From a tools perspective, it generally best to generate only a small number of files since the cognitive burden on the user will be lower. If users mostly edit database creation scripts through a graphical tool then a single file that reduces file management issues becomes even more attractive.


 


I know I am probably missing something so I would appreciate hearing from people on why they prefer one approach or the other. In particular, I would like to hear why they prefer the many small files approach.


  


This posting is provided “AS IS” with no warranties, and confers no rights.


 


Comments (3)

  1. LeeB says:

    Hi Anthony,

    I believe there is a lot to be gained from using XML as the persistence format for database models. An XML model is perfect for post-processing to generate documentation and using as the input to code generation tools, etc. I would not like to even consider using raw T-SQL as the input to code gen!

    As you described above, a T-SQL model would need an additional file (XML) to hold designer information that couldn’t be stored as T-SQL. Why create two files when an XML file could capture everything?

    The other downside I see to using T-SQL is that it ties the designer to SQL Server. This may of course be intentional but it would prevent models from using constructs which can not be captured in T-SQL.

  2. Thanks for your feedback Lee. Using T-SQL creation scripts as a persistence mechanism does not prevent you from exposing a rich object model. Nor does it prevent you from generating XML reports, database change scripts, etc.

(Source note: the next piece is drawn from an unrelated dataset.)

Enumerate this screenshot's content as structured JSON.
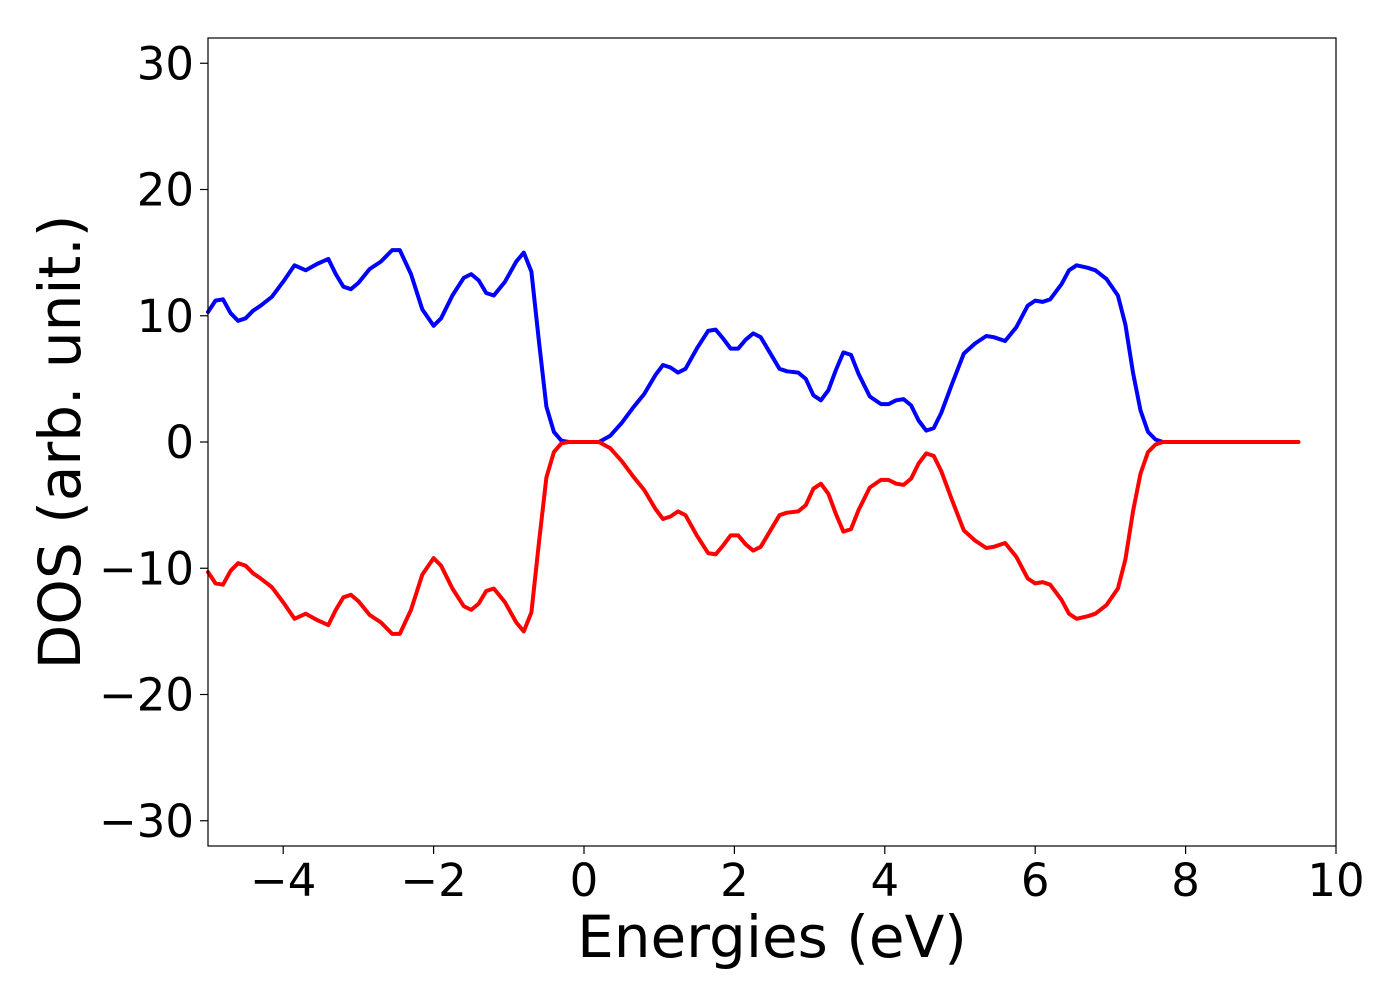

    The nice thing about the DSL framework that the class designer is built on is that you can easily link DSLs, via their object models, together to do interesting things. For example, from a database model you could link a class diagram that represented the LINQ classes to access the database. As you update the table definitions the classes could be automatically updated.

    This posting is provided "AS IS" with no warranties, and confers no rights.

  3. David says:

    This is not really on the point, but nevertheless 😉

    I think there is a key difference how SQL databases and normal source code is dealt with during development. With normal sourcecode I might save a history of that code, but that history is not relevant to produce a build. A specific version of the source code is all that is needed to build the binaries for that version. While one could treat creation scripts for a database the same way, ie just say that a snapshot of the database structure can be stored as SQL creation scripts and those scripts can then be used to create the database, I think this ignores the major, major issue that you need change scripts that change deployed versions of your database to a new version of your database structure. I believe any modelling tool for databases should have a very strong answer to this issue, and integrate this very well into the source code control system. I would think something like this would do it (but I might be wrong): For every version in the source code system have create scripts that generate a new, empty database. Also, for every version have change scripts that modify the last publicly released database schema to the new version, while preserving the data in the database.

    Gee, this is a really crappy description of a really complicated problem. I hope you get what I mean 😉 I just have the feeling that EVERY program that uses a SQL database will face the problem that the structure of that database will need to change with a new version of the program. Right now developers have to do every step of that by hand: Create the change scripts, make sure they are robust, integrate all that into setup etc. I feel a modelling tool for that space that integrates with source code control and release management would be great. I also feel that a tool that can just capture a snapshot of a database structure would not be adequate for that….

    I am very excited about this blog, by the way!